Auch die behördlich verfügten Begrenzungen der Kundenzahl sowie einzuhaltende Mindestabstände sind "außerordentliche Zufälle" iSv § 1104 ABGB, die im Rahmen einer Mietzinsminderung nach § 1105 ABGB zu berücksichtigen sind
GZ 4 Ob 221/22m, 28.02.2023
OGH: Zu den in § 1104 ABGB ausdrücklich genannten Elementarereignissen gehört die „Seuche“, und COVID-19 ist ein solcher Fall. Aus dem Elementarereignis resultierende hoheitlichen Eingriffe wie Betretungsverbote für bestimmte Geschäftslokale hatten zur Folge, dass diese Objekte „gar nicht gebraucht oder benutzt werden“ konnten. Die Frage, ob (teilweise) Unbenützbarkeit des Bestandgegenstands vorliegt, ist nach dem Vertragszweck zu beurteilen. Die Bestandsache muss eine Verwendung zulassen, wie sie gewöhnlich nach dem Vertragszweck erforderlich ist und nach der Verkehrssitte erfolgt. Mangels anderer Vereinbarungen ist eine mittlere (durchschnittliche) Brauchbarkeit geschuldet. Für die Beurteilung ist daher in erster Linie die (ausdrückliche) Parteienvereinbarung bzw der dem Vertrag zugrunde gelegte Geschäftszweck maßgeblich. Ein Umsatzrückgang als solcher reicht im Allgemeinen für sich allein nicht aus, um eine Mietzinsminderung zu begründen.

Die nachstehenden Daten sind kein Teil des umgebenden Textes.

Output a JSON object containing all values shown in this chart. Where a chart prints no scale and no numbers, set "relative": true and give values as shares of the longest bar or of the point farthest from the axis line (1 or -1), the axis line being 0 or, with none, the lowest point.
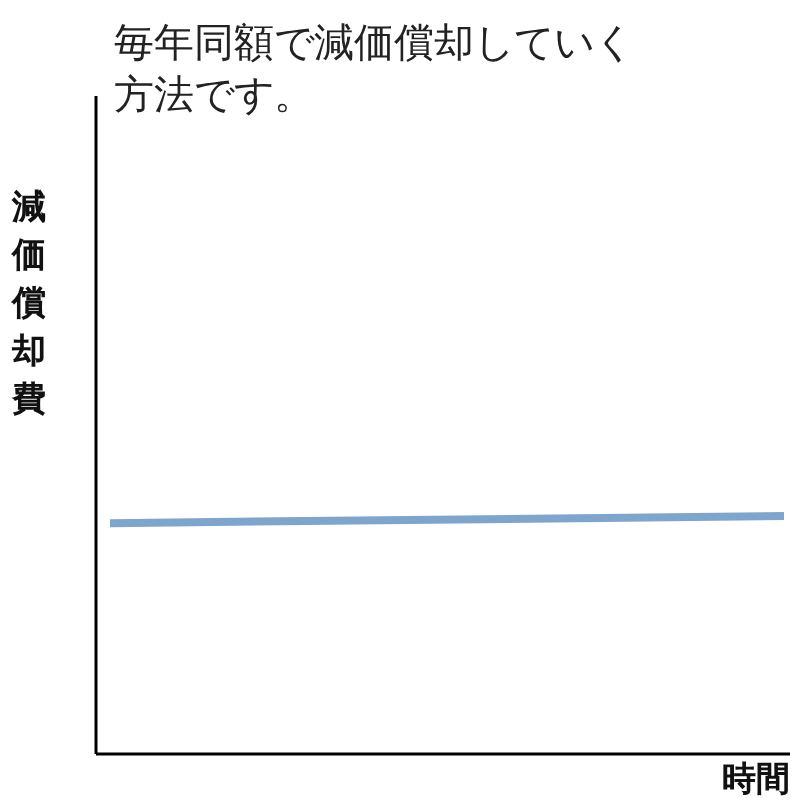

Der vorliegende Fall ist dadurch geprägt, dass die begehrte Mietzinsminderung nicht mit behördlichen Schließungen des Geschäftslokals begründet wird, sondern mit weniger gravierenden behördlichen Eingriffen wie der Begrenzung der zulässigen Kundenzahl und der Anordnung von einzuhaltenden Mindestabständen zwischen den im Geschäftslokal anwesenden Personen.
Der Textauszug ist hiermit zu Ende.